Note: This gets to a larger concern about NIST itsself. If this translation of one NIST standard from Word was a manual process, how can we expect NIST to manage, maintain, version control, and publish all its controls standards in machine processable form?

[wendellpiez]

@rafael5 we are trying to agree with you. But we can't open-source others' code (much as we can encourage them to do so), and whatever we might plan, we think it's early to promise a reference implementation for a spec that has barely entered the play testing phase.

It is nonetheless encouraging to see efforts to exploit what we've managed to do so far. Clearly, there is an appetite.

[wendellpiez]

One other thought to add to this. When/while planning for software to share, we would be remiss not to plan for a set of canonical tests for conformance (inputs and outputs exercising any processing specified).

This is in part b/c I think we actually need a diversity of demonstrations for different use cases and applications (whatever the core functionality is), and a good comprehensive set of tests would help support such a diversity.

Thanks again for the comments @rafael5 they are appreciated. cc @howieavp76 re: testing and validations.

[iMichaela]

@rafael5 NIST team is committed to deliver SP 800-53 and the baselines of controls in OSCAL for current and upcoming (rev 5) of the catalog the day the catalog will be published as final.
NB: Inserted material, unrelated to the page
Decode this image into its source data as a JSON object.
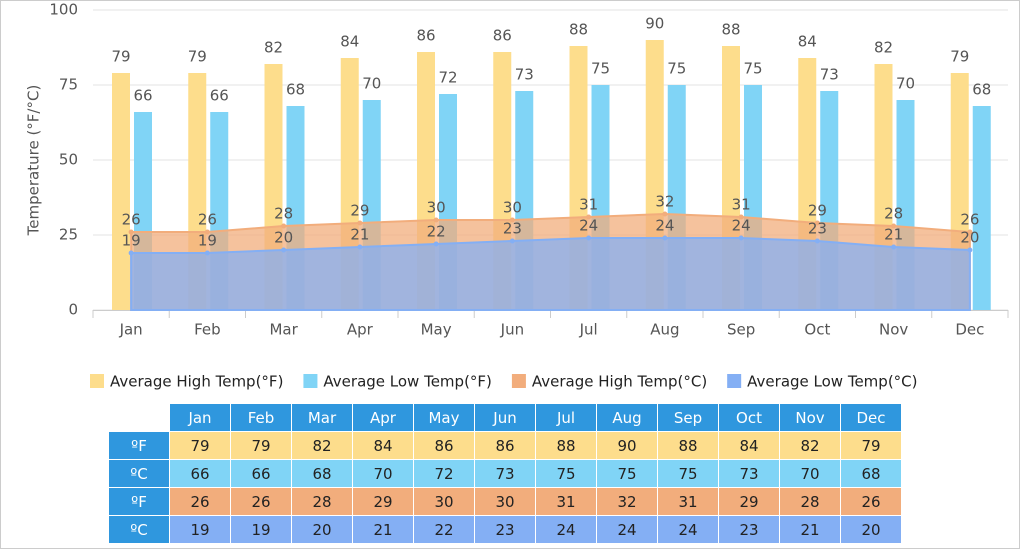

OSCAL, by design, supports versioning - please check the catalog's metadata. Document signing will also be added.

[david-waltermire]

@rafael5 OSCAL is defining a robust set of models for exchanging control (catalog), baseline (profile), system security plan (SSP) (implementation), and assessment information. I believe we can separate the notions of content production from content exchange.

At this time, we are focused on providing formats for content exchange. We expect that there are multiple paths for the content production, some of which will be proprietary and closed, while others will be open source. As @wendellpiez mentioned above, we cannot mandate what all content producers do. Where we can add value is by defining standardized content exchange formats.
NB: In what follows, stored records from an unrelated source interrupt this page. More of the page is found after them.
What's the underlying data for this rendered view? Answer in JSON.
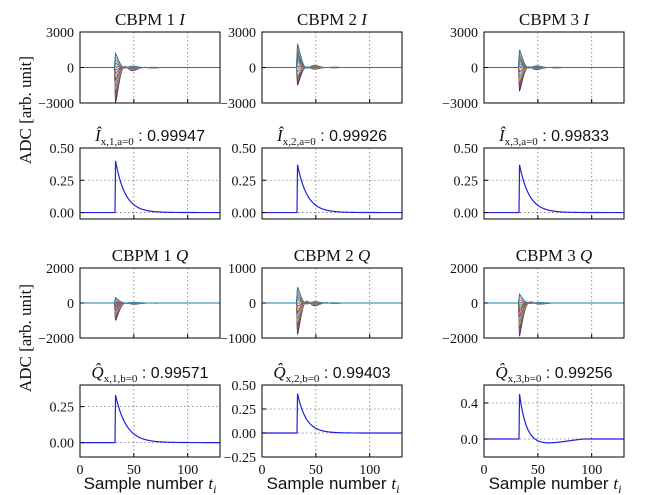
{
  "figure": {
    "ylabel_adc": "ADC [arb. unit]",
    "xlabel_sample_prefix": "Sample number ",
    "xlabel_sample_var": "t",
    "xlabel_sample_sub": "i"
  },
  "chart_data": [
    {
      "id": "I1",
      "type": "line",
      "title_text": "CBPM 1 ",
      "title_var": "I",
      "xlim": [
        0,
        130
      ],
      "ylim": [
        -3000,
        3000
      ],
      "yticks": [
        -3000,
        0,
        3000
      ],
      "ytick_labels": [
        "−3000",
        "0",
        "3000"
      ],
      "grid": true,
      "series_count": 16,
      "pulse": {
        "t0": 33,
        "amp_max": 1200,
        "amp_min": -3000,
        "tau": 7,
        "osc_period": 18,
        "osc_depth": 0.55
      }
    },
    {
      "id": "I2",
      "type": "line",
      "title_text": "CBPM 2 ",
      "title_var": "I",
      "xlim": [
        0,
        130
      ],
      "ylim": [
        -3000,
        3000
      ],
      "yticks": [
        -3000,
        0,
        3000
      ],
      "ytick_labels": [
        "−3000",
        "0",
        "3000"
      ],
      "grid": true,
      "series_count": 16,
      "pulse": {
        "t0": 33,
        "amp_max": 2000,
        "amp_min": -1500,
        "tau": 7,
        "osc_period": 18,
        "osc_depth": 0.55
      }
    },
    {
      "id": "I3",
      "type": "line",
      "title_text": "CBPM 3 ",
      "title_var": "I",
      "xlim": [
        0,
        130
      ],
      "ylim": [
        -3000,
        3000
      ],
      "yticks": [
        -3000,
        0,
        3000
      ],
      "ytick_labels": [
        "−3000",
        "0",
        "3000"
      ],
      "grid": true,
      "series_count": 16,
      "pulse": {
        "t0": 33,
        "amp_max": 1500,
        "amp_min": -2000,
        "tau": 7,
        "osc_period": 18,
        "osc_depth": 0.55
      }
    },
    {
      "id": "Ihat1",
      "type": "line",
      "title_hat": "Î",
      "title_sub": "x,1,a=0",
      "title_value": " : 0.99947",
      "xlim": [
        0,
        130
      ],
      "ylim": [
        -0.05,
        0.5
      ],
      "yticks": [
        0.0,
        0.25,
        0.5
      ],
      "ytick_labels": [
        "0.00",
        "0.25",
        "0.50"
      ],
      "grid": true,
      "peak": {
        "t0": 33,
        "value": 0.4,
        "tau": 9,
        "undershoot": 0
      }
    },
    {
      "id": "Ihat2",
      "type": "line",
      "title_hat": "Î",
      "title_sub": "x,2,a=0",
      "title_value": " : 0.99926",
      "xlim": [
        0,
        130
      ],
      "ylim": [
        -0.05,
        0.5
      ],
      "yticks": [
        0.0,
        0.25,
        0.5
      ],
      "ytick_labels": [
        "0.00",
        "0.25",
        "0.50"
      ],
      "grid": true,
      "peak": {
        "t0": 33,
        "value": 0.37,
        "tau": 9,
        "undershoot": 0
      }
    },
    {
      "id": "Ihat3",
      "type": "line",
      "title_hat": "Î",
      "title_sub": "x,3,a=0",
      "title_value": " : 0.99833",
      "xlim": [
        0,
        130
      ],
      "ylim": [
        -0.05,
        0.5
      ],
      "yticks": [
        0.0,
        0.25,
        0.5
      ],
      "ytick_labels": [
        "0.00",
        "0.25",
        "0.50"
      ],
      "grid": true,
      "peak": {
        "t0": 33,
        "value": 0.37,
        "tau": 9,
        "undershoot": 0
      }
    },
    {
      "id": "Q1",
      "type": "line",
      "title_text": "CBPM 1 ",
      "title_var": "Q",
      "xlim": [
        0,
        130
      ],
      "ylim": [
        -2000,
        2000
      ],
      "yticks": [
        -2000,
        0,
        2000
      ],
      "ytick_labels": [
        "−2000",
        "0",
        "2000"
      ],
      "grid": true,
      "series_count": 16,
      "pulse": {
        "t0": 33,
        "amp_max": 300,
        "amp_min": -1000,
        "tau": 7,
        "osc_period": 20,
        "osc_depth": 0.5
      }
    },
    {
      "id": "Q2",
      "type": "line",
      "title_text": "CBPM 2 ",
      "title_var": "Q",
      "xlim": [
        0,
        130
      ],
      "ylim": [
        -1000,
        1000
      ],
      "yticks": [
        -1000,
        0,
        1000
      ],
      "ytick_labels": [
        "−1000",
        "0",
        "1000"
      ],
      "grid": true,
      "series_count": 16,
      "pulse": {
        "t0": 33,
        "amp_max": 450,
        "amp_min": -900,
        "tau": 7,
        "osc_period": 18,
        "osc_depth": 0.6
      }
    },
    {
      "id": "Q3",
      "type": "line",
      "title_text": "CBPM 3 ",
      "title_var": "Q",
      "xlim": [
        0,
        130
      ],
      "ylim": [
        -2000,
        2000
      ],
      "yticks": [
        -2000,
        0,
        2000
      ],
      "ytick_labels": [
        "−2000",
        "0",
        "2000"
      ],
      "grid": true,
      "series_count": 16,
      "pulse": {
        "t0": 33,
        "amp_max": 500,
        "amp_min": -1900,
        "tau": 6,
        "osc_period": 22,
        "osc_depth": 0.6
      }
    },
    {
      "id": "Qhat1",
      "type": "line",
      "title_hat": "Q̂",
      "title_sub": "x,1,b=0",
      "title_value": " : 0.99571",
      "xlim": [
        0,
        130
      ],
      "ylim": [
        -0.1,
        0.4
      ],
      "yticks": [
        0.0,
        0.25
      ],
      "ytick_labels": [
        "0.00",
        "0.25"
      ],
      "xticks": [
        0,
        50,
        100
      ],
      "xtick_labels": [
        "0",
        "50",
        "100"
      ],
      "grid": true,
      "peak": {
        "t0": 33,
        "value": 0.33,
        "tau": 10,
        "undershoot": 0
      }
    },
    {
      "id": "Qhat2",
      "type": "line",
      "title_hat": "Q̂",
      "title_sub": "x,2,b=0",
      "title_value": " : 0.99403",
      "xlim": [
        0,
        130
      ],
      "ylim": [
        -0.25,
        0.5
      ],
      "yticks": [
        -0.25,
        0.0,
        0.25,
        0.5
      ],
      "ytick_labels": [
        "−0.25",
        "0.00",
        "0.25",
        "0.50"
      ],
      "xticks": [
        0,
        50,
        100
      ],
      "xtick_labels": [
        "0",
        "50",
        "100"
      ],
      "grid": true,
      "peak": {
        "t0": 33,
        "value": 0.41,
        "tau": 8,
        "undershoot": 0
      }
    },
    {
      "id": "Qhat3",
      "type": "line",
      "title_hat": "Q̂",
      "title_sub": "x,3,b=0",
      "title_value": " : 0.99256",
      "xlim": [
        0,
        130
      ],
      "ylim": [
        -0.2,
        0.6
      ],
      "yticks": [
        0.0,
        0.4
      ],
      "ytick_labels": [
        "0.0",
        "0.4"
      ],
      "xticks": [
        0,
        50,
        100
      ],
      "xtick_labels": [
        "0",
        "50",
        "100"
      ],
      "grid": true,
      "peak": {
        "t0": 33,
        "value": 0.5,
        "tau": 6,
        "undershoot": -0.06
      }
    }
  ]
}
FWIW, providing open source tooling that supports content production is a worthwhile effort, but that goes beyond what we are trying to accomplish with OSCAL at this point in time. It would be great if others, like yourself, work on addressing the content production aspect. I see the value in a YAML-based content production approach that is open source. Having at least one is a big step in the right direction.
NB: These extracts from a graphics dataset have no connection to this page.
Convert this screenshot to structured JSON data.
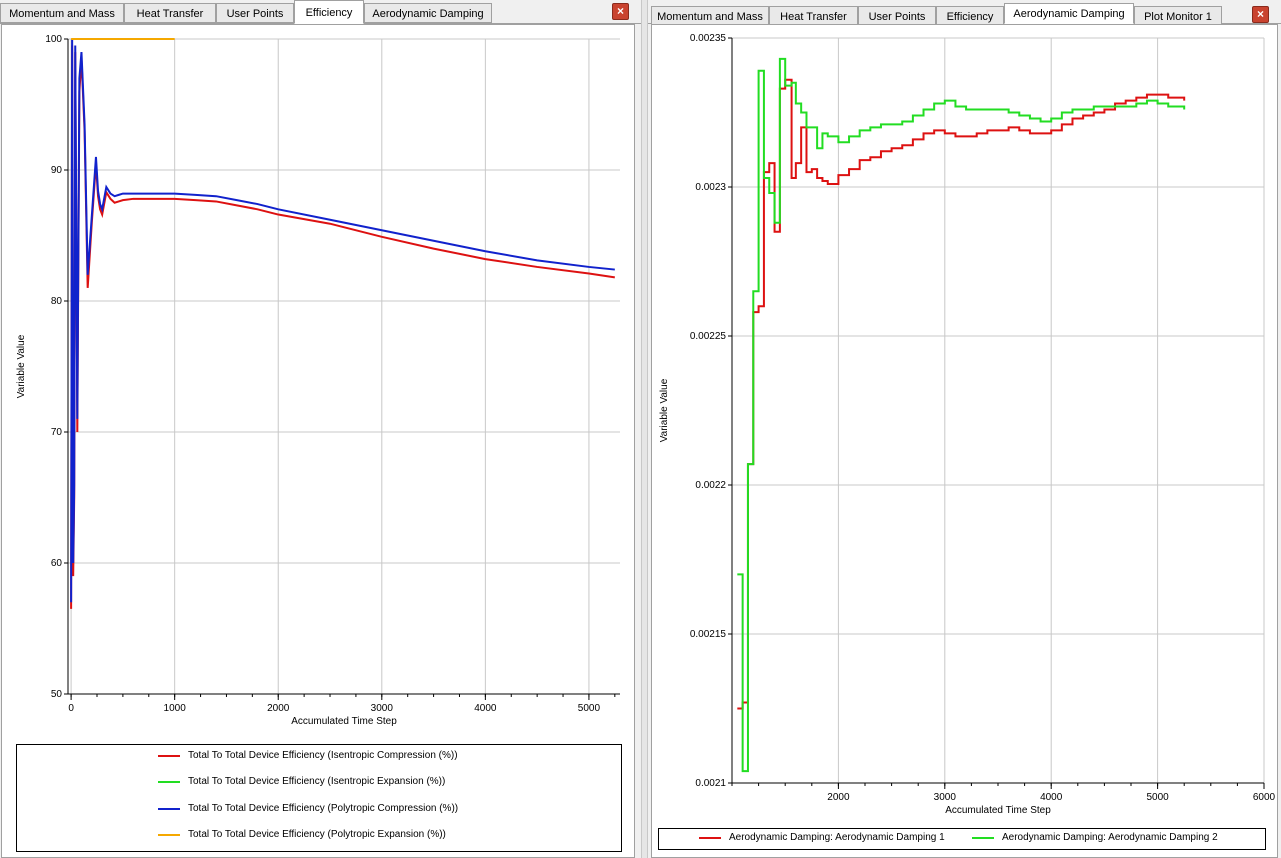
{
  "left_panel": {
    "tabs": [
      {
        "label": "Momentum and Mass",
        "active": false
      },
      {
        "label": "Heat Transfer",
        "active": false
      },
      {
        "label": "User Points",
        "active": false
      },
      {
        "label": "Efficiency",
        "active": true
      },
      {
        "label": "Aerodynamic Damping",
        "active": false
      }
    ],
    "close_label": "×"
  },
  "right_panel": {
    "tabs": [
      {
        "label": "Momentum and Mass",
        "active": false
      },
      {
        "label": "Heat Transfer",
        "active": false
      },
      {
        "label": "User Points",
        "active": false
      },
      {
        "label": "Efficiency",
        "active": false
      },
      {
        "label": "Aerodynamic Damping",
        "active": true
      },
      {
        "label": "Plot Monitor 1",
        "active": false
      }
    ],
    "close_label": "×"
  },
  "chart_data": [
    {
      "type": "line",
      "xlabel": "Accumulated Time Step",
      "ylabel": "Variable Value",
      "xlim": [
        -30,
        5300
      ],
      "ylim": [
        50,
        100
      ],
      "xticks": [
        0,
        1000,
        2000,
        3000,
        4000,
        5000
      ],
      "yticks": [
        50,
        60,
        70,
        80,
        90,
        100
      ],
      "grid": true,
      "legend_position": "bottom",
      "colors": {
        "red": "#dd1111",
        "green": "#22dd22",
        "blue": "#1122cc",
        "orange": "#f5a800"
      },
      "series": [
        {
          "name": "Total To Total Device Efficiency (Isentropic Compression (%))",
          "color": "#dd1111",
          "x": [
            0,
            10,
            20,
            30,
            40,
            60,
            80,
            100,
            130,
            160,
            200,
            240,
            260,
            280,
            300,
            340,
            380,
            420,
            460,
            500,
            600,
            800,
            1000,
            1200,
            1400,
            1600,
            1800,
            2000,
            2500,
            3000,
            3500,
            4000,
            4500,
            5000,
            5250
          ],
          "y": [
            56.5,
            99.5,
            59,
            65,
            99,
            70,
            96,
            98.5,
            93,
            81,
            86,
            90.5,
            88,
            87,
            86.6,
            88.3,
            87.8,
            87.5,
            87.6,
            87.7,
            87.8,
            87.8,
            87.8,
            87.7,
            87.6,
            87.3,
            87.0,
            86.6,
            85.9,
            84.9,
            84.0,
            83.2,
            82.6,
            82.1,
            81.8
          ]
        },
        {
          "name": "Total To Total Device Efficiency (Isentropic Expansion (%))",
          "color": "#22dd22",
          "x": [],
          "y": []
        },
        {
          "name": "Total To Total Device Efficiency (Polytropic Compression (%))",
          "color": "#1122cc",
          "x": [
            0,
            10,
            20,
            30,
            40,
            60,
            80,
            100,
            130,
            160,
            200,
            240,
            260,
            280,
            300,
            340,
            380,
            420,
            460,
            500,
            600,
            800,
            1000,
            1200,
            1400,
            1600,
            1800,
            2000,
            2500,
            3000,
            3500,
            4000,
            4500,
            5000,
            5250
          ],
          "y": [
            57,
            100,
            60,
            66,
            99.5,
            71,
            97,
            99,
            93.5,
            82,
            86.5,
            91,
            88.4,
            87.4,
            87,
            88.7,
            88.2,
            88,
            88.1,
            88.2,
            88.2,
            88.2,
            88.2,
            88.1,
            88.0,
            87.7,
            87.4,
            87.0,
            86.2,
            85.4,
            84.6,
            83.8,
            83.1,
            82.6,
            82.4
          ]
        },
        {
          "name": "Total To Total Device Efficiency (Polytropic Expansion (%))",
          "color": "#f5a800",
          "x": [
            0,
            1000
          ],
          "y": [
            100,
            100
          ]
        }
      ]
    },
    {
      "type": "line",
      "xlabel": "Accumulated Time Step",
      "ylabel": "Variable Value",
      "xlim": [
        1000,
        6000
      ],
      "ylim": [
        0.0021,
        0.00235
      ],
      "xticks": [
        2000,
        3000,
        4000,
        5000,
        6000
      ],
      "yticks": [
        0.0021,
        0.00215,
        0.0022,
        0.00225,
        0.0023,
        0.00235
      ],
      "ytick_labels": [
        "0.0021",
        "0.00215",
        "0.0022",
        "0.00225",
        "0.0023",
        "0.00235"
      ],
      "grid": true,
      "legend_position": "bottom",
      "series": [
        {
          "name": "Aerodynamic Damping: Aerodynamic Damping 1",
          "color": "#dd1111",
          "step": true,
          "x": [
            1050,
            1100,
            1150,
            1200,
            1250,
            1300,
            1350,
            1400,
            1450,
            1500,
            1560,
            1600,
            1650,
            1700,
            1750,
            1800,
            1850,
            1900,
            2000,
            2100,
            2200,
            2300,
            2400,
            2500,
            2600,
            2700,
            2800,
            2900,
            3000,
            3100,
            3200,
            3300,
            3400,
            3500,
            3600,
            3700,
            3800,
            3900,
            4000,
            4100,
            4200,
            4300,
            4400,
            4500,
            4600,
            4700,
            4800,
            4900,
            5000,
            5100,
            5250
          ],
          "y": [
            0.002125,
            0.002127,
            0.002207,
            0.002258,
            0.00226,
            0.002305,
            0.002308,
            0.002285,
            0.002333,
            0.002336,
            0.002303,
            0.002308,
            0.00232,
            0.002305,
            0.002306,
            0.002303,
            0.002302,
            0.002301,
            0.002304,
            0.002306,
            0.002309,
            0.00231,
            0.002312,
            0.002313,
            0.002314,
            0.002316,
            0.002318,
            0.002319,
            0.002318,
            0.002317,
            0.002317,
            0.002318,
            0.002319,
            0.002319,
            0.00232,
            0.002319,
            0.002318,
            0.002318,
            0.002319,
            0.002321,
            0.002323,
            0.002324,
            0.002325,
            0.002326,
            0.002328,
            0.002329,
            0.00233,
            0.002331,
            0.002331,
            0.00233,
            0.002329
          ]
        },
        {
          "name": "Aerodynamic Damping: Aerodynamic Damping 2",
          "color": "#22dd22",
          "step": true,
          "x": [
            1050,
            1100,
            1150,
            1200,
            1250,
            1300,
            1350,
            1400,
            1450,
            1500,
            1560,
            1600,
            1650,
            1700,
            1750,
            1800,
            1850,
            1900,
            2000,
            2100,
            2200,
            2300,
            2400,
            2500,
            2600,
            2700,
            2800,
            2900,
            3000,
            3100,
            3200,
            3300,
            3400,
            3500,
            3600,
            3700,
            3800,
            3900,
            4000,
            4100,
            4200,
            4300,
            4400,
            4500,
            4600,
            4700,
            4800,
            4900,
            5000,
            5100,
            5250
          ],
          "y": [
            0.00217,
            0.002104,
            0.002207,
            0.002265,
            0.002339,
            0.002303,
            0.002298,
            0.002288,
            0.002343,
            0.002334,
            0.002335,
            0.002328,
            0.002325,
            0.00232,
            0.00232,
            0.002313,
            0.002318,
            0.002317,
            0.002315,
            0.002317,
            0.002319,
            0.00232,
            0.002321,
            0.002321,
            0.002322,
            0.002324,
            0.002326,
            0.002328,
            0.002329,
            0.002327,
            0.002326,
            0.002326,
            0.002326,
            0.002326,
            0.002325,
            0.002324,
            0.002323,
            0.002322,
            0.002323,
            0.002325,
            0.002326,
            0.002326,
            0.002327,
            0.002327,
            0.002327,
            0.002327,
            0.002328,
            0.002329,
            0.002328,
            0.002327,
            0.002326
          ]
        }
      ]
    }
  ]
}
To this end, it might be better to title this issue "Develop an open source OSCAL production toolchain". I would also suggest recasting the problem statement, goals, and acceptance criteria around the production of such an open source tool chain.

As @iMichaela stated above, we are committed to maintaining the OSCAL formats and to deliver SP 800-53 catalogs and baselines in OSCAL catalog and profile formats respectively. Other catalog producers (e.g., COBIT, ISO/IEC 27001) will need to produce OSCAL content for their control catalogs. Other baseline producers (e.g., FedRAMP) will need to maintain their own baselines. We are currently publishing the FedRAMP profiles due to our close collaboration on the OSCAL efforts, but they may choose to move these to a different site at some point in the future.

We simply do not have the resources to maintain all of these catalogs and profiles for these other authorities. Our current focus is to work on educational material (e.g., documentation, tutorials, etc) to help these authorities understand the OSCAL formats enough that they can maintain their own information. Any work you could do to help ease content production would help in this regard.

[david-waltermire]

This issue is philosophical in nature and does not have any specific development actions. While we agree with the philosophy of developing tooling as open source (which we are working on), I am going to close this issue.